To prove a violation of NFLPA regulations prohibiting agents from soliciting other agents' clients, as a practical matter, the athlete involved must testify in a proceeding, according to Richard Berthelsen, NFLPA general counsel.

Smith said, "We don't want to trade off our athletes or put them in the middle." But he added, "This is a guy who worked for us who was paid to maintain relationships with 86 of our clients and delivered to us letters saying that a significant number have jumped ship. I don't think he can argue that all of those athletes called him."

Rival NFL agents said the breakup of the biggest NFL player firm was likely to cause an uproar in the business. One prominent rival agent likened the dozens of NFL clients to children in a divorce "who are going to be asked to choose between Mommy and Daddy."

But Berthelsen said players would not be harmed by the dispute. "These guys are not going to go unrepresented and it is not going to affect negotiations with NFL clubs," he said. "The club is going to negotiate with the party the player tells them to deal with. Any dispute about fees is between the agents."

Assante hoops chief Fegan hit with suit


A former assistant for Assante Corp. basketball head agent Dan Fegan is suing his former employer, claiming that Fegan reneged on promises to make him a partner and pay him $200,000.

Meanwhile, a National Basketball Players Association source told SportsBusiness Journal that Kenyon Martin, the No. 1 pick in the 2000 NBA draft, sent a notice to the union in late May that he had terminated his relationship with Fegan, who was his agent. Sources said that the assistant who filed the lawsuit, Brian Dyke, was involved in Fegan's signing of Martin.

Fegan denied that Martin had fired him and said Dyke's lawsuit against him and Assante Corp. is without merit.
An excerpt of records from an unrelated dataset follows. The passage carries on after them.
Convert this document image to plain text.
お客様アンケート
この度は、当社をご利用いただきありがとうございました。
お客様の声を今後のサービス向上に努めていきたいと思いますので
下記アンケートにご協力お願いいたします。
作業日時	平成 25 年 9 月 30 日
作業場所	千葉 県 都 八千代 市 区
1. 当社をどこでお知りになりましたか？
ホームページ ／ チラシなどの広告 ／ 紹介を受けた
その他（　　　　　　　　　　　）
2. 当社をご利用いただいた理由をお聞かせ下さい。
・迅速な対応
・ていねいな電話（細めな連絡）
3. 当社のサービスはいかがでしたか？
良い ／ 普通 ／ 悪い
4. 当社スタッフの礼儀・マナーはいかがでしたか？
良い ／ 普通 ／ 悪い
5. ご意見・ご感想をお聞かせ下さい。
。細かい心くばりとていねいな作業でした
Another source indicated that Martin was expected to rescind the termination notice.

"Brian Dyke has solicited our clients, in direct violation of National Basketball Players Association rules and non-solicitation laws," Fegan said in a statement to SportsBusiness Journal. "I am hurt and I feel betrayed by his actions."

Jeffrey Winikow, Dyke's lawyer, said, "Players have a right to choose their own representatives, and if there are any players who would rather be represented by Brian Dyke than Dan Fegan, that is the players' choice."
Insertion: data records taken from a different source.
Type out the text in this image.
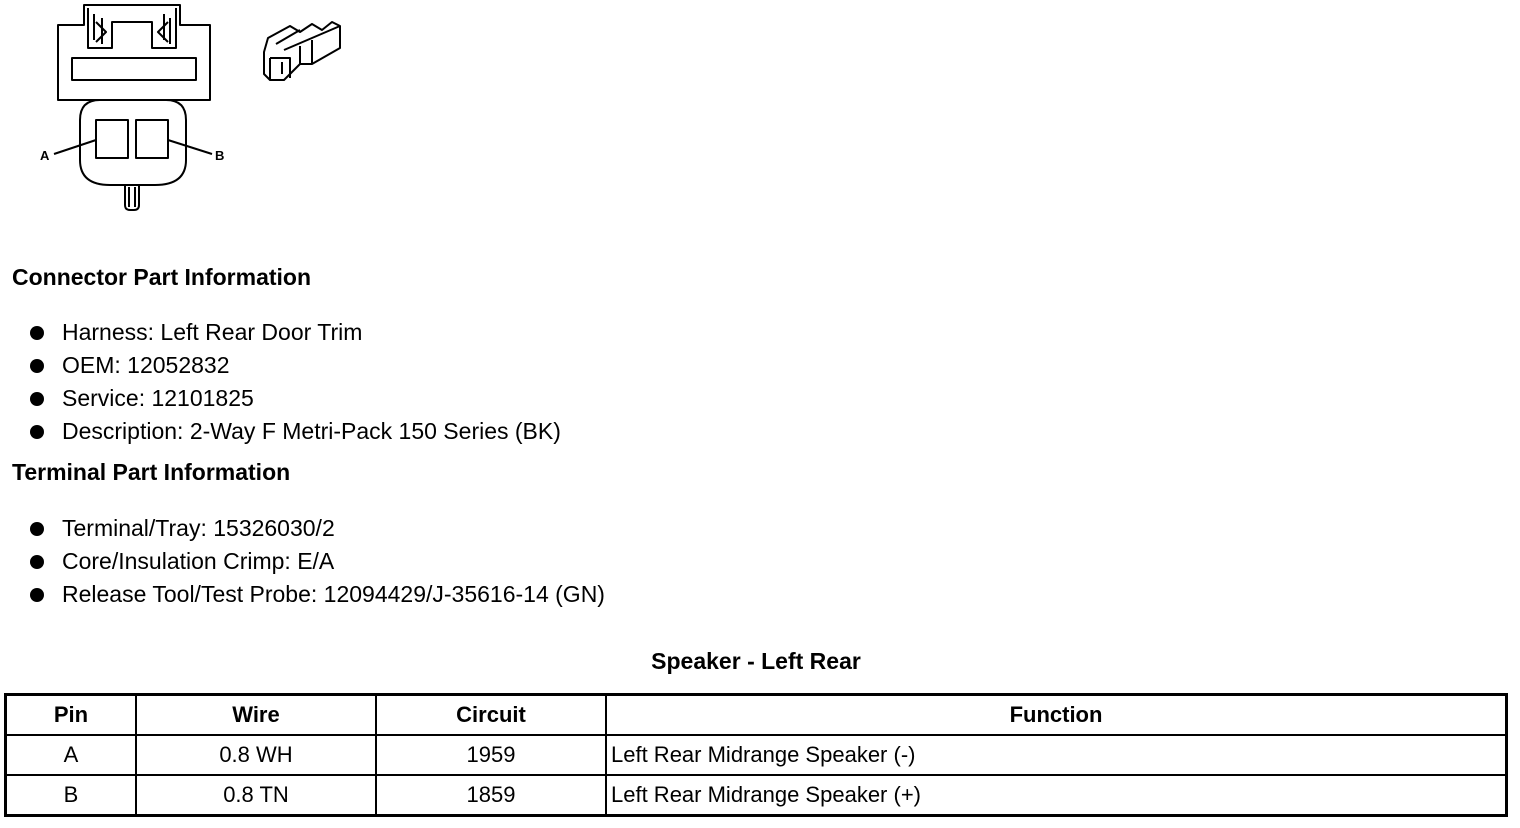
A	B
Connector Part Information
Harness: Left Rear Door Trim
OEM: 12052832
Service: 12101825
Description: 2-Way F Metri-Pack 150 Series (BK)
Terminal Part Information
Terminal/Tray: 15326030/2
Core/Insulation Crimp: E/A
Release Tool/Test Probe: 12094429/J-35616-14 (GN)
Speaker - Left Rear
Pin	Wire	Circuit	Function
A	0.8 WH	1959	Left Rear Midrange Speaker (-)
B	0.8 TN	1859	Left Rear Midrange Speaker (+)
The lawsuit, filed in May in Los Angeles Superior Court, states that Dyke personally recruited several first-round draft picks who signed with Fegan's agency, Fegan & Associates, before Fegan sold his firm to Assante in 2000.
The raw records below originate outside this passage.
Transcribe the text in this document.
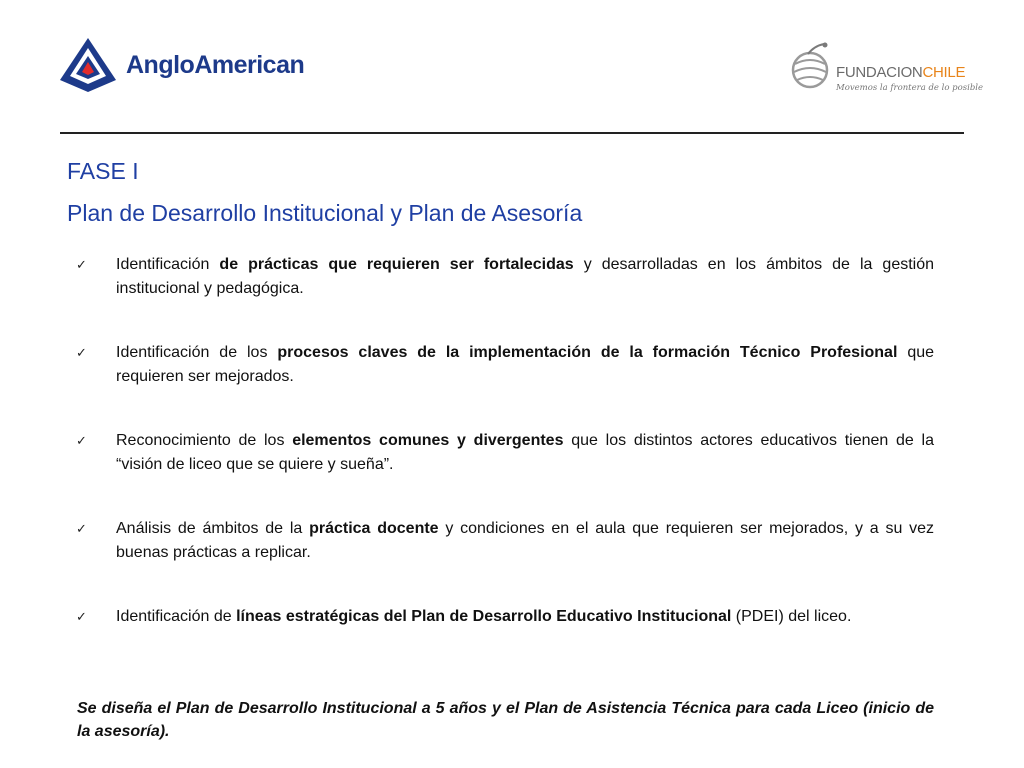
AngloAmerican	FUNDACIONCHILE
Movemos la frontera de lo posible
FASE I
Plan de Desarrollo Institucional y Plan de Asesoría
✓ Identificación de prácticas que requieren ser fortalecidas y desarrolladas en los ámbitos de la gestión institucional y pedagógica.
✓ Identificación de los procesos claves de la implementación de la formación Técnico Profesional que requieren ser mejorados.
✓ Reconocimiento de los elementos comunes y divergentes que los distintos actores educativos tienen de la “visión de liceo que se quiere y sueña”.
✓ Análisis de ámbitos de la práctica docente y condiciones en el aula que requieren ser mejorados, y a su vez buenas prácticas a replicar.
✓ Identificación de líneas estratégicas del Plan de Desarrollo Educativo Institucional (PDEI) del liceo.
Se diseña el Plan de Desarrollo Institucional a 5 años y el Plan de Asistencia Técnica para cada Liceo (inicio de la asesoría).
The suit claims, among other things:

 That despite his success in signing top NBA prospects, Dyke was paid a low salary, which at its peak reached $36,000 a year.

  That Dyke complained to Fegan about the level of his compensation in 2000, about the same time that Fegan was approached by Assante with an offer to buy his business.

  That Fegan promised to make Dyke a partner and pay him a lump sum of $200,000 at the close of the Assante merger because "Fegan needed Dyke to remain with his firm, and maintain his arsenal of players, in order to maximize the value of a buyout."

  That Fegan never paid Dyke the promised $200,000 after the close of the merger and that Assante instructed Fegan not to pay Dyke any money unless he signed a noncompete agreement. The suit says Dyke did not sign the noncompete agreement and resigned when Fegan refused to pay him.

Fegan said, "I gave Brian Dyke an opportunity to work for me as an independent contractor when he was unemployed because I consider him a friend. Brian worked for me for approximately two years. I was shocked when he quit in January without notice."